When it comes to raw ingredients Hot Pot has an impressive roster of over 60 items, covering meat (free range where possible), sustainably sourced fish and seafood, vegetables, rice and noodles. We spotted everything from marinated chicken, pork belly, mutton and kidney to sweet potato, fresh quail’s eggs and grouper.
There are also plenty of luxury ingredients to enjoy: wagyu and angus fillet beef, lobster and crab all make an appearance on the menu. Vegetarians have an abundance of choice, including six different types of mushrooms and seven tofu dishes.
No decent hot pot restaurant would be without a dipping station full of fresh ingredients that diners mix and combine to create dipping sauces for their hot pot. The restaurant comes with over 15 complimentary condiments – from soy sauce and black vinegar to chilli bean paste and crispy peanuts – that you can use to create as many sauces as you’d like.
What’s the room/atmosphere like?
The restaurant is spread over two floors, with an impressive 148 covers, yet seems surprisingly intimate. Lobster tanks filled with crustaceans greet diners as they walk in and the décor is restrained yet luxe: think gold tones, antique mirrors, polished brass wall lights and crackle-glazed jade tiles.
Menu must-orders and misfires
We ordered a half-and-half combination of the mala Szechuan, made with dried chilli, Szechuan peppercorns, fermented beans and herbs, and the chicken soup with black chicken, Chinese rice wine, goji berries and ginseng.
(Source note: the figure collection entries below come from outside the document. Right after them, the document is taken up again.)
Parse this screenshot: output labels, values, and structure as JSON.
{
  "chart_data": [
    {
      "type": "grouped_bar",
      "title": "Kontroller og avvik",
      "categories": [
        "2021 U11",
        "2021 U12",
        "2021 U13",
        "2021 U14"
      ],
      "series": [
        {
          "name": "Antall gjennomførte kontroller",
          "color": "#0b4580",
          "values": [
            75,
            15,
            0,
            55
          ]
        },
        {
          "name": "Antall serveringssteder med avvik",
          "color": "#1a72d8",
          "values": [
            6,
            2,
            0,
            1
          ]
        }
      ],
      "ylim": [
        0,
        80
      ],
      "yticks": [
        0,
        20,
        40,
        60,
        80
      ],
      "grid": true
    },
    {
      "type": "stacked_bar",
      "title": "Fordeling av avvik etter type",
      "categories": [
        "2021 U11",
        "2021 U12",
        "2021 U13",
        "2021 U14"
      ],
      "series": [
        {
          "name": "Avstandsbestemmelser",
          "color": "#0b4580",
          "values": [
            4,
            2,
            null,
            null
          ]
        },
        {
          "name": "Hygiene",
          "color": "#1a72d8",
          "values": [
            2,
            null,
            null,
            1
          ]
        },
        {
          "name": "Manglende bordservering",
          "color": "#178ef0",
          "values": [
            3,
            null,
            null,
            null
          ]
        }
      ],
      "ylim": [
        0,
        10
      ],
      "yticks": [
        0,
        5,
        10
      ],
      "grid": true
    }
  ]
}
Of the two the former was the star; a spicy, vibrant stew with a robust kick of chilli heat that was balanced by the wonderfully tingly, numbing qualities of the peppercorns. Just be sure you don’t crunch down on too many of the latter at once, as they can disconcertingly make you feel as if you’ve just paid a visit to the dentist.
It was difficult for the delicate chicken soup to compete with this bolshie broth, although we did appreciate how refreshing it was when we needed a respite from the fiery assaults of its neighbour.
Plump, coral-pink fillets of salmon resting on beds of shaved ice, wafer thin slices of rib-eye beef, nicely made seafood wontons and skewers of fat king prawns were some of the highlights of the raw ingredients that we picked, but the favourite was the dinky wooden crate packed with vegetables, including lotus root, greens and lots of different of mushrooms, from skinny enoki to meaty shiitake, all of which soaked up the juices of the broth beautifully.
Diners have an extensive menu of wines and cocktails to choose from, but we recommend sampling one of the several sakes Hot Pot has on offer, or, if you’re feeling brave, the baijiu, China’s famously dangerous national drink.
If you’re looking for a new dining experience then Hot Pot could be just the ticket: expect skillfully made broths, well-sourced ingredients and lots of fun.